General Data Protection Regulation (GDPR)
Regulation (EU) 2016/679, commonly known as the EU General Data Protection Regulation (GDPR), will come into force within EU on 25 May 2018. The Regulation, which is some 88 pages long, may be found here». Notably, GDPR has extra territorial effect in that it applies, for instance, to crew members engaged within the EU area or if personal data is transferred during a voyage within the EU area. For the members who not already have done so we recommend members to seek legal advice in order ascertain the implications of GDPR for their business.
For general information about the GDPR, please read more in the document.
Implementation of GDPR principles in claims handling.
By way of this Circular, however, the Club wish to highlight the following:
- The Club considers that it will be a controller for the purposes of the GDPR. Further, where the GDPR applies, Members, brokers and external service providers such as club correspondents, surveyors, and experts, will generally be controllers, since they are each independently likely to determine the purpose and means of the processing of the relevant data. Notably, each controller is responsible for its own processing of data
- The Club will in due course seek to supplement the insurance contracts in order to clarify that the Club may process the Member’s and Member’s employees’ personal data in order to handle claims and perform other obligations under the insurance contract. Members are advised to review their employment contracts in order to ensure the Club (as well as other insurers) may process personal data as required
10 tips for the treatment of personal data:
- Respect – treat everyone’s personal data with the same respect you would wish for your own.
- Minimise the generation of personal data by email and on paper – the less personal data being created and circulated, the easier it is to protect. Only send information which is necessary for the handling of the claim.
- Cybersecurity – ensure computer systems are secure and try to make use of security measures such as password protection and secure email servers when transferring attachments containing passports, medical reports, contracts of employment etc. The Club will be exploring possibilities to use enforced encryption or web portals to protect information to enhance security in the future.
- Anonymisation – Aim to use identifiers for individuals, like crewmember, broker, surveyor etc. instead of names and dates of birth. Other identifiers could be the vessel name, the nature of the incident, or the port of disembarkation, with a reference number. This applies not just to the subject heading and body of an e-mail but also, where possible, to any documents which support the claim. If there is no alternative to using a name, we would recommend that it is cited with as few other identifiers as possible. We also intend to adopt this approach for claim descriptions. If these steps are put into practice, we hope that, except for those directly handling the claim, it will not be possible to identify the individual who is the subject matter of the claim.
- Start afresh – if you cannot avoid identifying an individual, do so once and then start a new email so that the same personal data is not repeated in the email chain.

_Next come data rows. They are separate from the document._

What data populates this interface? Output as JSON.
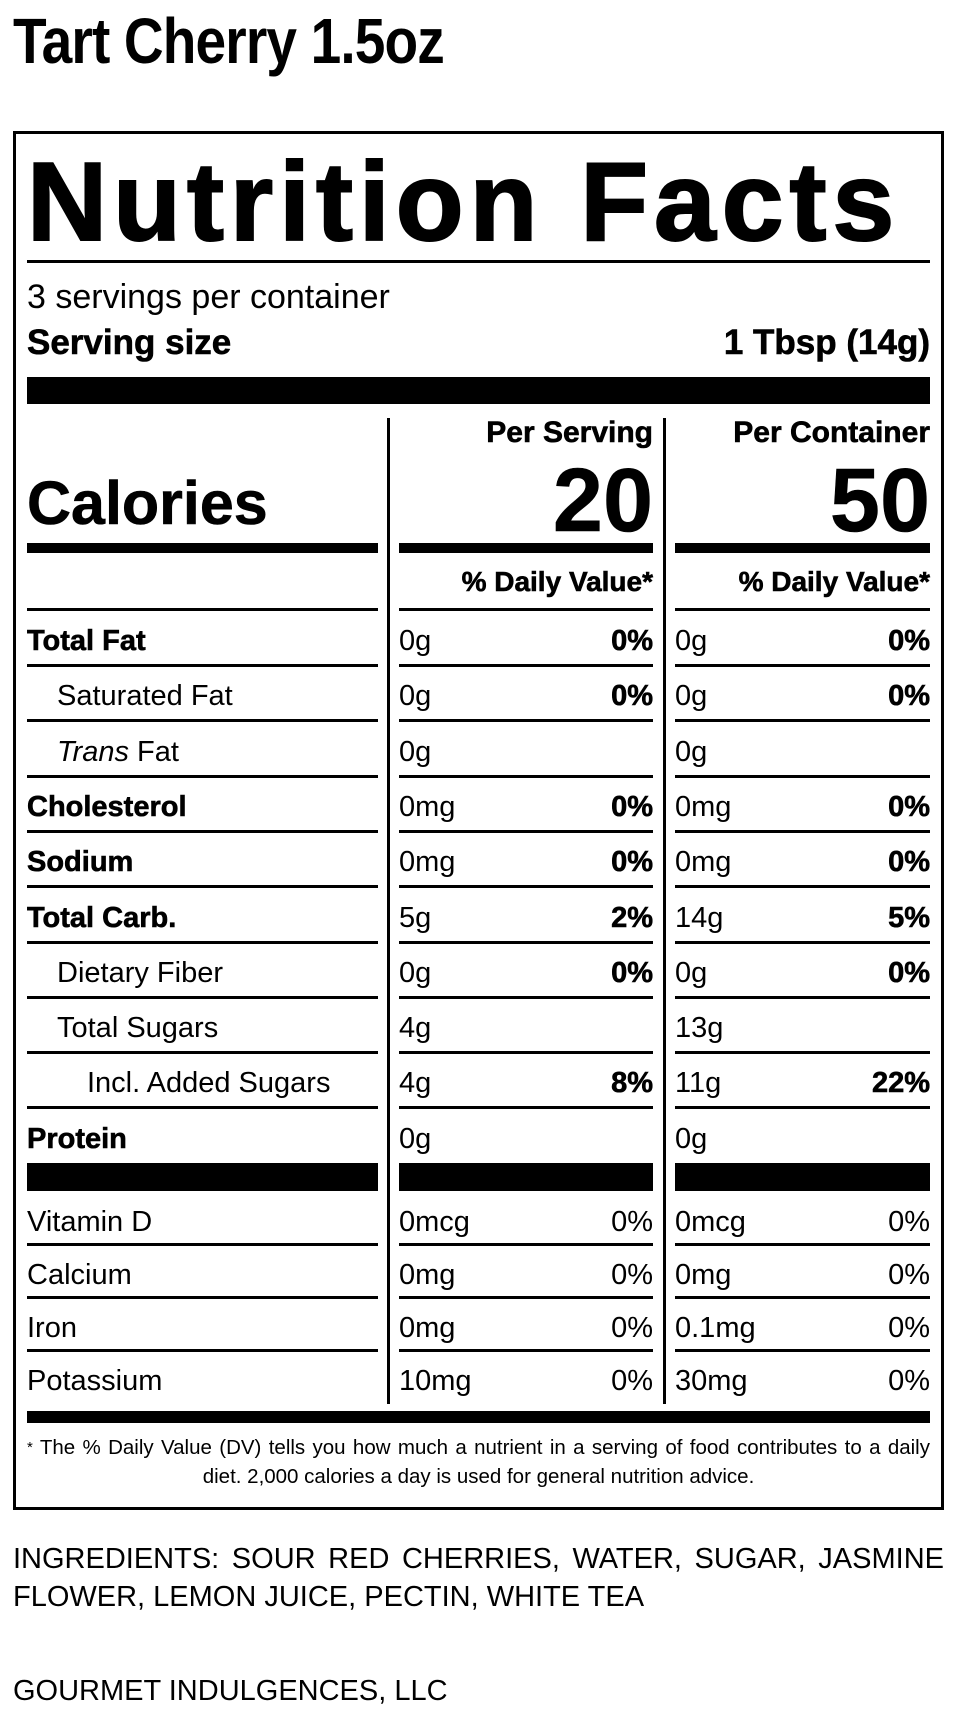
{
  "product_title": "Tart Cherry 1.5oz",
  "label": {
    "heading": "Nutrition Facts",
    "servings_per_container": "3 servings per container",
    "serving_size_label": "Serving size",
    "serving_size_value": "1 Tbsp (14g)",
    "calories_label": "Calories",
    "columns": [
      {
        "header": "Per Serving",
        "calories": "20",
        "dv_header": "% Daily Value*"
      },
      {
        "header": "Per Container",
        "calories": "50",
        "dv_header": "% Daily Value*"
      }
    ],
    "nutrients": [
      {
        "name": "Total Fat",
        "bold": true,
        "indent": 0,
        "serving": [
          "0g",
          "0%"
        ],
        "container": [
          "0g",
          "0%"
        ]
      },
      {
        "name": "Saturated Fat",
        "bold": false,
        "indent": 1,
        "serving": [
          "0g",
          "0%"
        ],
        "container": [
          "0g",
          "0%"
        ]
      },
      {
        "name_italic": "Trans",
        "name": " Fat",
        "bold": false,
        "indent": 1,
        "serving": [
          "0g",
          ""
        ],
        "container": [
          "0g",
          ""
        ]
      },
      {
        "name": "Cholesterol",
        "bold": true,
        "indent": 0,
        "serving": [
          "0mg",
          "0%"
        ],
        "container": [
          "0mg",
          "0%"
        ]
      },
      {
        "name": "Sodium",
        "bold": true,
        "indent": 0,
        "serving": [
          "0mg",
          "0%"
        ],
        "container": [
          "0mg",
          "0%"
        ]
      },
      {
        "name": "Total Carb.",
        "bold": true,
        "indent": 0,
        "serving": [
          "5g",
          "2%"
        ],
        "container": [
          "14g",
          "5%"
        ]
      },
      {
        "name": "Dietary Fiber",
        "bold": false,
        "indent": 1,
        "serving": [
          "0g",
          "0%"
        ],
        "container": [
          "0g",
          "0%"
        ]
      },
      {
        "name": "Total Sugars",
        "bold": false,
        "indent": 1,
        "serving": [
          "4g",
          ""
        ],
        "container": [
          "13g",
          ""
        ]
      },
      {
        "name": "Incl. Added Sugars",
        "bold": false,
        "indent": 2,
        "serving": [
          "4g",
          "8%"
        ],
        "container": [
          "11g",
          "22%"
        ]
      },
      {
        "name": "Protein",
        "bold": true,
        "indent": 0,
        "serving": [
          "0g",
          ""
        ],
        "container": [
          "0g",
          ""
        ]
      }
    ],
    "vitamins": [
      {
        "name": "Vitamin D",
        "serving": [
          "0mcg",
          "0%"
        ],
        "container": [
          "0mcg",
          "0%"
        ]
      },
      {
        "name": "Calcium",
        "serving": [
          "0mg",
          "0%"
        ],
        "container": [
          "0mg",
          "0%"
        ]
      },
      {
        "name": "Iron",
        "serving": [
          "0mg",
          "0%"
        ],
        "container": [
          "0.1mg",
          "0%"
        ]
      },
      {
        "name": "Potassium",
        "serving": [
          "10mg",
          "0%"
        ],
        "container": [
          "30mg",
          "0%"
        ]
      }
    ],
    "footnote_star": "*",
    "footnote": "The % Daily Value (DV) tells you how much a nutrient in a serving of food contributes to a daily diet. 2,000 calories a day is used for general nutrition advice."
  },
  "ingredients": "INGREDIENTS: SOUR RED CHERRIES, WATER, SUGAR, JASMINE FLOWER, LEMON JUICE, PECTIN, WHITE TEA",
  "manufacturer": "GOURMET INDULGENCES, LLC"
}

- Reply all? Before using “reply all”, check that it is appropriate that everyone in the circulation list should actually receive the e-mail you are about to send.
- Use Official email addresses – do not use unofficial, private, or any other non-secure email accounts.
- Clear and lock – keep your desk clear and your computer screen locked when you are away from your desk. Dispose of hard copy data in a secure manner.
- Familiarise yourself with GDPR, including how it applies to your business and the penalties for non-compliance.
- Communicate these guidelines to everyone in your organisation.